Im Jahr 2016 sank der Holzeinschlag in Deutschland auf den niedrigsten Stand der vergangenen 13 Jahre (wenn man das Ausnahmejahr 2009 außer Betracht lässt). Im Jahr 2012 betrug er 52,34 Mio. Fm, 2013 legte er um 1,7 % auf 53,21 Mio. Fm zu, 2014 um 2,2 % auf 54,36 Mio. Fm und im Jahr 2015 um 2,3 % auf 55,61 Mio. Fm.
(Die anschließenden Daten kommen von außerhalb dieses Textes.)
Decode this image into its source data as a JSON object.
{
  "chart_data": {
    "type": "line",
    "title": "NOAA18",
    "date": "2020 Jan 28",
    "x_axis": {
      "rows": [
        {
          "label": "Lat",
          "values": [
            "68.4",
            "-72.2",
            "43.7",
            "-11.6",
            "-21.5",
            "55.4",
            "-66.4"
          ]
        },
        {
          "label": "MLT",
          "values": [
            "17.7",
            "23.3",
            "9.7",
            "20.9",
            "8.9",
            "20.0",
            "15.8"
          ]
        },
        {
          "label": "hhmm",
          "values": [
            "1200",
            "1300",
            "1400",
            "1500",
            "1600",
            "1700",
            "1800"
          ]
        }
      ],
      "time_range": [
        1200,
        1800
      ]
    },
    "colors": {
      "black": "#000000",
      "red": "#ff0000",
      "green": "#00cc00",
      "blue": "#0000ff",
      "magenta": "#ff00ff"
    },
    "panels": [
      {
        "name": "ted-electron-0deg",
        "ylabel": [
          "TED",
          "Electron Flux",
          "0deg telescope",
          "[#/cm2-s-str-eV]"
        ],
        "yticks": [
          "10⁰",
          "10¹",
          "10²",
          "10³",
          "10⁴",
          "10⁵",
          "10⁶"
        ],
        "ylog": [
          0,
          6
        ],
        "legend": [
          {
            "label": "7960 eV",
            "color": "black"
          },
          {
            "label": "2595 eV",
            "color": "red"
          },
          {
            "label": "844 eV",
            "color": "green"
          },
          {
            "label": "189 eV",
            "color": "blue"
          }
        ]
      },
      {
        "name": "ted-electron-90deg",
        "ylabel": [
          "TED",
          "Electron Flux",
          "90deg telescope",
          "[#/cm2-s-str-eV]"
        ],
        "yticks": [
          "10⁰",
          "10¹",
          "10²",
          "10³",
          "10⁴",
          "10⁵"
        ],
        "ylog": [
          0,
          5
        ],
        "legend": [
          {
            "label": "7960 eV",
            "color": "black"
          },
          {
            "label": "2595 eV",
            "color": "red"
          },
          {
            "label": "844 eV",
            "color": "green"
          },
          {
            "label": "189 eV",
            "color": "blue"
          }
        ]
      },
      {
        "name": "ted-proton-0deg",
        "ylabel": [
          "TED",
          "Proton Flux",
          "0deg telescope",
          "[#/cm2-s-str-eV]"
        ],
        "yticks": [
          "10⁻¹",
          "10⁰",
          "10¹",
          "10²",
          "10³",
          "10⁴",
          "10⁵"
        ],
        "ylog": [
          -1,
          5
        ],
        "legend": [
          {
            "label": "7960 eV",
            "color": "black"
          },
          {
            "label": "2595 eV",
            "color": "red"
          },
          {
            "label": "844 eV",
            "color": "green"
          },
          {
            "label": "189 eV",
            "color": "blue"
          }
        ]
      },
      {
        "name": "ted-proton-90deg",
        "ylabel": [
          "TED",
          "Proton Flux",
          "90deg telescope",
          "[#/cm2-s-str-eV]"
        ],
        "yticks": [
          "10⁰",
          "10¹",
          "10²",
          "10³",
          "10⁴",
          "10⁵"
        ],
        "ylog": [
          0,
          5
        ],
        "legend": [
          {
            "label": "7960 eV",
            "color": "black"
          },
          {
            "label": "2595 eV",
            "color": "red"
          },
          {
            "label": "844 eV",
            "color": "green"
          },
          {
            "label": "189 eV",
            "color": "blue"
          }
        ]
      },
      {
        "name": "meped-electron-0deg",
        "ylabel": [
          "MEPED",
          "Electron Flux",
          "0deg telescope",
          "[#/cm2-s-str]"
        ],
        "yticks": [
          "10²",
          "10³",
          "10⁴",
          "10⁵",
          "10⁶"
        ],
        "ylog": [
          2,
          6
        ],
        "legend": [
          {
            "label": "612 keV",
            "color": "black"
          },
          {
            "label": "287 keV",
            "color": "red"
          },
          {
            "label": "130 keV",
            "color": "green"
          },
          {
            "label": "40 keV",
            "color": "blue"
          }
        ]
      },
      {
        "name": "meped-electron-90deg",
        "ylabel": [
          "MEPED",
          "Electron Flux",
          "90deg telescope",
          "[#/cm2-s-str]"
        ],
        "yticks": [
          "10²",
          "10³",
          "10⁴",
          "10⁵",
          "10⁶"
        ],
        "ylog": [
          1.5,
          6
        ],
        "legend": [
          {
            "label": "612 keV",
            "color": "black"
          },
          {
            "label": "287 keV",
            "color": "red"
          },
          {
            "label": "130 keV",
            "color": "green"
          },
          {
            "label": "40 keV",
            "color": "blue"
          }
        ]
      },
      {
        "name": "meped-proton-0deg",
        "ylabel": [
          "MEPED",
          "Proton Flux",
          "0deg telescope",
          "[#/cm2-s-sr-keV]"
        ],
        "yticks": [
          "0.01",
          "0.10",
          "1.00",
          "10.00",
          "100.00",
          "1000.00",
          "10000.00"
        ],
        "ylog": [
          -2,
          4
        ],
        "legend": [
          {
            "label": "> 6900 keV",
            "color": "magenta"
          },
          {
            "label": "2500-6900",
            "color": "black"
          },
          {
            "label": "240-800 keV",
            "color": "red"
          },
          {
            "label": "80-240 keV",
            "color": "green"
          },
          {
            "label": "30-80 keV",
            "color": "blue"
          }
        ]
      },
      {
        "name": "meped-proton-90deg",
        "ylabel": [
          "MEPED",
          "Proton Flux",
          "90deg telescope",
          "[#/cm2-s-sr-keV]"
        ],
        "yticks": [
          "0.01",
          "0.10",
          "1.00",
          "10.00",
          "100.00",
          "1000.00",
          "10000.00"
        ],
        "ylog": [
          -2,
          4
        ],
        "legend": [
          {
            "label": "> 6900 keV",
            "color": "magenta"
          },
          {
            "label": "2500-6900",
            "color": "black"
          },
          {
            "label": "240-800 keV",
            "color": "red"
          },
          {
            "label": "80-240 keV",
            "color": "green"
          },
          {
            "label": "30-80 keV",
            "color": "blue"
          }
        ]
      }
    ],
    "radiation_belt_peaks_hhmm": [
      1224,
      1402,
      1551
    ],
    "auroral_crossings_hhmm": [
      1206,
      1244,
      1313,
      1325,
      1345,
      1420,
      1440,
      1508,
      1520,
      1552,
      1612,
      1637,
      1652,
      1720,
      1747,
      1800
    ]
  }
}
Den größten Anteil stellte im Jahr 2016 trotz eines Rückgangs um 6,9 % die Holzartengruppe Fichte/Douglasie/Tanne mit 26,48 Mio. Fm. Der zweitgrößte Anteil errechnet sich für die Gruppe Kiefer/Lärche/Strobe mit 12,57 Mio. Fm und einem Plus um 0,1 %.
Die Ernte von Buchenrohholz inkl. Buntlaubholz lag 2016 mit 11,01 Mio. Fm um 4,2 % unter der Vorjahresmenge. Bei Eichenrohholz zeigte sich ein Anstieg um 2,7 % auf 2,14 Mio. Fm.
Insgesamt errechnet sich für das Jahr 2016 bei Nadelholz ein kräftiger Rückgang des Einschlags um 7,1 % auf 39,05 Mio. Fm und auch bei Laubholz um 6,1 % auf 13,14 Mio. Fm.